Sooshi Mango's first show, Fifty Shades of Ethnic, went live 33 times in over 10 cities, completely selling out 14 times, while the trio have also brought their comedic skills to the international stage, airing shows in Canada's Toronto, Vancouver and Montréal. Aussie Theatre said that Sooshi Mango's Off The Boat tour will "bring the house down once more". Off The Boat broke the record of selling out three comedy shows at Rod Laver Arena and the entire tour sold over 100,000 tickets and 44 shows. Sooshi Mango have also done advertisements for a number of businesses, including Red Rooster and Azzurri Concrete. They have also branded their own line of Pino Silvestre.

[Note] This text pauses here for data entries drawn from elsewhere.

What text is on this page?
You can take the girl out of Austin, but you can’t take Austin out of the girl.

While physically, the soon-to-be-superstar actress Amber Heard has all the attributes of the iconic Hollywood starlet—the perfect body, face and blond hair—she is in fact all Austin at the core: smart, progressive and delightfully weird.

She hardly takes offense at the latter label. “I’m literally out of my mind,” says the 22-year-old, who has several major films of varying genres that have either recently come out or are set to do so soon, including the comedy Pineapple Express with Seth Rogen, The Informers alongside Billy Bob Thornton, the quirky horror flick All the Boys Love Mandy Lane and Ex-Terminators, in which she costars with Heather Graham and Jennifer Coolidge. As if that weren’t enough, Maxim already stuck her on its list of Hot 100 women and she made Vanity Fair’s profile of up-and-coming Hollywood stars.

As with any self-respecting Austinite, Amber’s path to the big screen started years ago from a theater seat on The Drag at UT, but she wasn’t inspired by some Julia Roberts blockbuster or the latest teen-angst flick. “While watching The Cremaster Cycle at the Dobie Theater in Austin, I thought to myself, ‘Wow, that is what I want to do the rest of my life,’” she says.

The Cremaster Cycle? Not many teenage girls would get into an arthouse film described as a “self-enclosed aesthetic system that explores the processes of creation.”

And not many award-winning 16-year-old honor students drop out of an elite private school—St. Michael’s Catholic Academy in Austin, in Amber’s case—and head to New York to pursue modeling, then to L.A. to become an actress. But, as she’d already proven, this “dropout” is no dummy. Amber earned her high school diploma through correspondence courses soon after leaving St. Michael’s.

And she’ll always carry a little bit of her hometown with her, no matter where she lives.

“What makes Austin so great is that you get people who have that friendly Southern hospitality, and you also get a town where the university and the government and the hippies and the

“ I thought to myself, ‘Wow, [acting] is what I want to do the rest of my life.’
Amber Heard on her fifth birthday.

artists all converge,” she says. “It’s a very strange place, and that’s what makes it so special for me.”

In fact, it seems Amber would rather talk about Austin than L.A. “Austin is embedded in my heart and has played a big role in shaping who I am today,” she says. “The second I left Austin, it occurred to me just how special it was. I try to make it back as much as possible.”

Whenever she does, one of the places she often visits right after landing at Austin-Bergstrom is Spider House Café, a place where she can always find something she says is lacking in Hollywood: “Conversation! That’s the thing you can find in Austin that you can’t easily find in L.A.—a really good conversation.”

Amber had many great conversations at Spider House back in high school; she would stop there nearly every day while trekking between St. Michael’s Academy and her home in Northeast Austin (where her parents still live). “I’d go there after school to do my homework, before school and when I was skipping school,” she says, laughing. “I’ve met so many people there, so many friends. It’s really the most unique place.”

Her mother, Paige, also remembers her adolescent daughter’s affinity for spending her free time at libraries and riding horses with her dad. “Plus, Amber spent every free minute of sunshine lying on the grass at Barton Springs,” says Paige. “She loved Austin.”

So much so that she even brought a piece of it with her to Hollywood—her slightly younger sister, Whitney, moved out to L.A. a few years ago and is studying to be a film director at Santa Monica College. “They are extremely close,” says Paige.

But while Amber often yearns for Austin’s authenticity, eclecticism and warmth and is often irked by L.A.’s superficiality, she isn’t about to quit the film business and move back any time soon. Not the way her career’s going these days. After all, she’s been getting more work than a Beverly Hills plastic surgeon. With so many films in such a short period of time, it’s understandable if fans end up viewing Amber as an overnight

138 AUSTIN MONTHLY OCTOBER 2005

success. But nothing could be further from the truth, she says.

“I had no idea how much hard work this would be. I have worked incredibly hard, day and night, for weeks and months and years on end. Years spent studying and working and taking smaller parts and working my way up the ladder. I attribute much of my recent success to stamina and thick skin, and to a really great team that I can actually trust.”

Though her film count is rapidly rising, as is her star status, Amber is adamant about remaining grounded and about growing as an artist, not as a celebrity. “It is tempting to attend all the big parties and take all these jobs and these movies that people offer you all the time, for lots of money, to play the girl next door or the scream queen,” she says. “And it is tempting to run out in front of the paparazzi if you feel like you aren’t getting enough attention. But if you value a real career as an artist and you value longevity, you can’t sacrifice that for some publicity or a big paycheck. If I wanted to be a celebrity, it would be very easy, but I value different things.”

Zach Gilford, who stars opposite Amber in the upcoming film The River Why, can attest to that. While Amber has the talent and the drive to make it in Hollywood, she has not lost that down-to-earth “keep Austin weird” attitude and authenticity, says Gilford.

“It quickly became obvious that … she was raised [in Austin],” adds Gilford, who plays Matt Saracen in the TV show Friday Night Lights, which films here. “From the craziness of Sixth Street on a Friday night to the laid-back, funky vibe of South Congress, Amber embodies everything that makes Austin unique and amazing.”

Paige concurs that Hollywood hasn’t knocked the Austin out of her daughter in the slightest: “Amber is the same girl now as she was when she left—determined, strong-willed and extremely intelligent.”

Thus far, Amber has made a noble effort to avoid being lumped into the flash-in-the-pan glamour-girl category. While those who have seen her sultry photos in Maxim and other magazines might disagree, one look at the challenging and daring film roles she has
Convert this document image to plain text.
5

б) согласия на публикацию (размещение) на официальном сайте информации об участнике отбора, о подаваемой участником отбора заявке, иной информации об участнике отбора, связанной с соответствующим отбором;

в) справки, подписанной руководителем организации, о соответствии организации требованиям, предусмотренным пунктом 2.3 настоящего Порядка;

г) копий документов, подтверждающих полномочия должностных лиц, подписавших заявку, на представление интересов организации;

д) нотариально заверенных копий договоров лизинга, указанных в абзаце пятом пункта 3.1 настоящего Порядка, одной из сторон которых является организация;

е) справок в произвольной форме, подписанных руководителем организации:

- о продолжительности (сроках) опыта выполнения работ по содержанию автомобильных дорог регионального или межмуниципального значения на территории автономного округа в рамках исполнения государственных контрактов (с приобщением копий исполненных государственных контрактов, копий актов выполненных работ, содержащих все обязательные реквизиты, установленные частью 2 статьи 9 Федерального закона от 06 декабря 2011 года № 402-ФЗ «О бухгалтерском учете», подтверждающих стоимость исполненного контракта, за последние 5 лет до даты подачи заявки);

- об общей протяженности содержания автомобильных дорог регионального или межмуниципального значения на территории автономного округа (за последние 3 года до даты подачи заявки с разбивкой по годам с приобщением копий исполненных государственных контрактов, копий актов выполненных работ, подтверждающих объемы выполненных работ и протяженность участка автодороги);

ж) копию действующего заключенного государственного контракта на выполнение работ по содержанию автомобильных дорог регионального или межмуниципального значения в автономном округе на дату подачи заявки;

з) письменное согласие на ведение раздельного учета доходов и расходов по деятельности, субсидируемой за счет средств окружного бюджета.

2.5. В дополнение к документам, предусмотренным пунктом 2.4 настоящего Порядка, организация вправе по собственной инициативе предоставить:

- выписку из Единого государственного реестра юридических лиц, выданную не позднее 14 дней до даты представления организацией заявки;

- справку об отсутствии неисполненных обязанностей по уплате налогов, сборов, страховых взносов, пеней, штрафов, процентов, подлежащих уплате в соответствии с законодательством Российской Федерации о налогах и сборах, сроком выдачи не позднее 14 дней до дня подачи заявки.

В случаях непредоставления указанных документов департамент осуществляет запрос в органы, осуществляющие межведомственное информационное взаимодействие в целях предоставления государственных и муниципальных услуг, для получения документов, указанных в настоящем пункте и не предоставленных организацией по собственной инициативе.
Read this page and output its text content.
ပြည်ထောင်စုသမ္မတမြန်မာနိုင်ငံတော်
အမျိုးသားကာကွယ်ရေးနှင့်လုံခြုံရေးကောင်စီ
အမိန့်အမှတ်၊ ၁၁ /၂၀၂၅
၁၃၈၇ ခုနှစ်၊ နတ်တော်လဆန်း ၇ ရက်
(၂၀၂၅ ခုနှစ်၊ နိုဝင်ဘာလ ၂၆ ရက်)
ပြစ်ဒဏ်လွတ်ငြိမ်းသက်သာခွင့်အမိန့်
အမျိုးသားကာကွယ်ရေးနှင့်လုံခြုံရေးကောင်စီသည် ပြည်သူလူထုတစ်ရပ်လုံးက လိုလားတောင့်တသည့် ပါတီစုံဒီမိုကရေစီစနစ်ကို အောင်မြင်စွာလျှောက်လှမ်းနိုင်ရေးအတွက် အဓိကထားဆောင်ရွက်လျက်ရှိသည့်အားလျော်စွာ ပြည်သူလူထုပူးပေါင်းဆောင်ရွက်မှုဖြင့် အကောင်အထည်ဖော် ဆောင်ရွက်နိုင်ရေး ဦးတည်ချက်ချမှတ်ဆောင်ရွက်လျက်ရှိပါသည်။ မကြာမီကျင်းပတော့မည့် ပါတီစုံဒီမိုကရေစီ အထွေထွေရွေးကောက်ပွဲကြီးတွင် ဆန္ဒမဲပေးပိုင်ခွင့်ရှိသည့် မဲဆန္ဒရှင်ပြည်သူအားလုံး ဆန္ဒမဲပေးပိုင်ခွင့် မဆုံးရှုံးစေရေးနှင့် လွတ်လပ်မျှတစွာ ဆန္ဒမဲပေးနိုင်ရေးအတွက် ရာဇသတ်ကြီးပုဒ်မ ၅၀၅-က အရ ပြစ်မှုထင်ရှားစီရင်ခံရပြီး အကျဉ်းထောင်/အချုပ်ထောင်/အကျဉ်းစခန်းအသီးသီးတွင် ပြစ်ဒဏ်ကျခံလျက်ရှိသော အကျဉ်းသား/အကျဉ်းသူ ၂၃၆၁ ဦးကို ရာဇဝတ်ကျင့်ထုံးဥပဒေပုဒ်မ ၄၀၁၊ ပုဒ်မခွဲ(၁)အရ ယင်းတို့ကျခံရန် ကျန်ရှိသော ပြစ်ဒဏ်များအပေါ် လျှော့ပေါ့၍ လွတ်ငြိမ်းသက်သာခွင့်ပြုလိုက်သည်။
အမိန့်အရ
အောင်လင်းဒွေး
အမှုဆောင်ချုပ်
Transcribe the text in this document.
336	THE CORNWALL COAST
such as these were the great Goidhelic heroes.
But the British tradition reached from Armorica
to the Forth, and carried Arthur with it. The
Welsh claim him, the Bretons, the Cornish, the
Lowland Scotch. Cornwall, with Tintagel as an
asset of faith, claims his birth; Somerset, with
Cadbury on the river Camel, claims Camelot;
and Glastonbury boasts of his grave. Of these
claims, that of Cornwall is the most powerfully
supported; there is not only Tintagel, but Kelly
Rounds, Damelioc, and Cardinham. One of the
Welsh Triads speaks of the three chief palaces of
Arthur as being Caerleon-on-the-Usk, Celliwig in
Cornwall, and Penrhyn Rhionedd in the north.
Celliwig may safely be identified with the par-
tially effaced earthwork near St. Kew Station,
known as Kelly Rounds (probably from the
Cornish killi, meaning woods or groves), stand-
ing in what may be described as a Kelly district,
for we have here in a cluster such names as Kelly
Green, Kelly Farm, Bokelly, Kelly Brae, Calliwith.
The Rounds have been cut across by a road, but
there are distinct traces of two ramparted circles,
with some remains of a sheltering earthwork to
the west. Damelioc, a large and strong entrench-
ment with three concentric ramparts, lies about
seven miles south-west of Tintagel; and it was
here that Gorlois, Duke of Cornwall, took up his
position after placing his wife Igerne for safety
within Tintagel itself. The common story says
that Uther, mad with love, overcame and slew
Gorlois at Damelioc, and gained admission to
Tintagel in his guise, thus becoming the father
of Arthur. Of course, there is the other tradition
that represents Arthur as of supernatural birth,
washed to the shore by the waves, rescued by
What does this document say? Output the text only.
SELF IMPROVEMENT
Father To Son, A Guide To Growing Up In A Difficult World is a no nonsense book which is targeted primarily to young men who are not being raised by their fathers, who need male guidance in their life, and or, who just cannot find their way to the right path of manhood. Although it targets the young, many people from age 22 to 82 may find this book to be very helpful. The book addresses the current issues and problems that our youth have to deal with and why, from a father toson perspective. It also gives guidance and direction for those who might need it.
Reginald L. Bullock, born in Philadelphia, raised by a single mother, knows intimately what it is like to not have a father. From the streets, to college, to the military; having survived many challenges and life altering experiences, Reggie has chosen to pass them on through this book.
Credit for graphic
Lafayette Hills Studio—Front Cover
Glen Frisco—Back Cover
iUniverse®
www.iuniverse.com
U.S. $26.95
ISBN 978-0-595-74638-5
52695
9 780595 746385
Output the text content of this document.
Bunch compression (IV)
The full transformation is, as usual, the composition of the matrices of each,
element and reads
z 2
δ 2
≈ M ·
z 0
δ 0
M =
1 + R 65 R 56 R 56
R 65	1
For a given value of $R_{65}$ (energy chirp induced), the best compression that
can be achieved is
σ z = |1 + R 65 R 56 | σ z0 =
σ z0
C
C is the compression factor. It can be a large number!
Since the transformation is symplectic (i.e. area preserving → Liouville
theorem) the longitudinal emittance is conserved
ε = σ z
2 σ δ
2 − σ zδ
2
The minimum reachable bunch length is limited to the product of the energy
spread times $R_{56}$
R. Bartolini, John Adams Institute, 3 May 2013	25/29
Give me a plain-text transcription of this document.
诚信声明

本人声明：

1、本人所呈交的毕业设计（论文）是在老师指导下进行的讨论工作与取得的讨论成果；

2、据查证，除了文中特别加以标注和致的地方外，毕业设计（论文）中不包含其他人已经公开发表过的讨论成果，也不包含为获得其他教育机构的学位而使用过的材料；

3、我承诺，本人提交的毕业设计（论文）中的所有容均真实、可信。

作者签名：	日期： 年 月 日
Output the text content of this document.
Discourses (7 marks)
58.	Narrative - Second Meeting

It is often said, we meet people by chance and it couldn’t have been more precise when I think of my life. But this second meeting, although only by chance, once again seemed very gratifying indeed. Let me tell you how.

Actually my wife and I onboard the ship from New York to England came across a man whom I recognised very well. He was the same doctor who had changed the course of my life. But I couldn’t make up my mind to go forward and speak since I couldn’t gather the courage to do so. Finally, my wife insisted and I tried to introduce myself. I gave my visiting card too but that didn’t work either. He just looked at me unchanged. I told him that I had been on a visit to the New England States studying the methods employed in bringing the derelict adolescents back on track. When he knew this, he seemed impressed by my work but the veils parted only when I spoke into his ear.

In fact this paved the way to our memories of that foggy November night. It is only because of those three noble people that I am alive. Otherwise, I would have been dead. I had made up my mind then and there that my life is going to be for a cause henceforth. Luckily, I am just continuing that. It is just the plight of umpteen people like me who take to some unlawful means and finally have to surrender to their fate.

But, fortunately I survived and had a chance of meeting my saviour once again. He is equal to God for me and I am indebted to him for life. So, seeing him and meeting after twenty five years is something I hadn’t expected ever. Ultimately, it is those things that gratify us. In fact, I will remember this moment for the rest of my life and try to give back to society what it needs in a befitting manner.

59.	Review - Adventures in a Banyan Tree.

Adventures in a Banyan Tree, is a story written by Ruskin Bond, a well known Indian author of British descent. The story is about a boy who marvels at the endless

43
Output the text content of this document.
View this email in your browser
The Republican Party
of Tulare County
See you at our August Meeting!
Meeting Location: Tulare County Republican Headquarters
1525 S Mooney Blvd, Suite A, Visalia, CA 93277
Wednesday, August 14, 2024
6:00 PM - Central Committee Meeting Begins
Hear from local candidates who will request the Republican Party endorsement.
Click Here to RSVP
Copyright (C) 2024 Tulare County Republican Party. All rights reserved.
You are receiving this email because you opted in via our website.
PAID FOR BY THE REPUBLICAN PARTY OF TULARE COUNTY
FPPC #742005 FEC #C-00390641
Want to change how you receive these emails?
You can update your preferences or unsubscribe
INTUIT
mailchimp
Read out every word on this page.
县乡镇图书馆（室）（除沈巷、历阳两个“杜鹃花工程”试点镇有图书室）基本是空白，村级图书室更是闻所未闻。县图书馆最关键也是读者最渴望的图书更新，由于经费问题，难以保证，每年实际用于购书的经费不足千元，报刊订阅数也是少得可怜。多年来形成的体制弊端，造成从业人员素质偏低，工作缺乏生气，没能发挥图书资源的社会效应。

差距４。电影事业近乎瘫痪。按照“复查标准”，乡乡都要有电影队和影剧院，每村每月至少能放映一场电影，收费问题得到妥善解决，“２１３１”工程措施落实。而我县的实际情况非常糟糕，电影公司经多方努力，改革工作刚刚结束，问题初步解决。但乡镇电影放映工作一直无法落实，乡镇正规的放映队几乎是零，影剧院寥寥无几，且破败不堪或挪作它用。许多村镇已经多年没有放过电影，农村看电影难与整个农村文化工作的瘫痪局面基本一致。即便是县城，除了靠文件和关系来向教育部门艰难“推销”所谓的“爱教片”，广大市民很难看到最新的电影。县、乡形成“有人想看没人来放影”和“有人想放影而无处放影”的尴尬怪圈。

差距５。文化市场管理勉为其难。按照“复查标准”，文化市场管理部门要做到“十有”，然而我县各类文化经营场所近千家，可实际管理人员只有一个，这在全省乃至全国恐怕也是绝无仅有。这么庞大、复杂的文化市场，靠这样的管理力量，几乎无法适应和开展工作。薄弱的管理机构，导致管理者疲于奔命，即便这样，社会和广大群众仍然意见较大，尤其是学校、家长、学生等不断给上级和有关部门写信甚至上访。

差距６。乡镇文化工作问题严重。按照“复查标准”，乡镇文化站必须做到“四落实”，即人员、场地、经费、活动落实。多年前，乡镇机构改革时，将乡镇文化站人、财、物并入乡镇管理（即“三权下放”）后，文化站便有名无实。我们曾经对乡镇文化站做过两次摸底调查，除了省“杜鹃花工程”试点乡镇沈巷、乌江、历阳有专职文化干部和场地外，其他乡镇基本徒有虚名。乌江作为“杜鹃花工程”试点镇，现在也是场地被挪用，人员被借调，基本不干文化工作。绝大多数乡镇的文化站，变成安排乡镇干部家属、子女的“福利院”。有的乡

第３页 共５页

Sooshi Mango has accumulated millions of views and followers across their socials channels with over 122,000 subscribers on YouTube alone. The comedy trio have been interviewed by Sunrise and multiple times by Studio 10. Sooshi Mango's podcast trailer reached the top ten most listened tracks on Spotify within 24 hours of being released and their interview with Scott Morrison mocked various Australian "scandals", including Joe Biden forgetting Morrison's name, Franco-Australian tensions, Australian vaccine issues and the resignation of Gladys Berejiklian. Sky News thought that Morrison had "put himself at the mercy of comedians" during their podcast skit with him. Ruby Staley of Time Out branded their comedy "quick wit and relatable".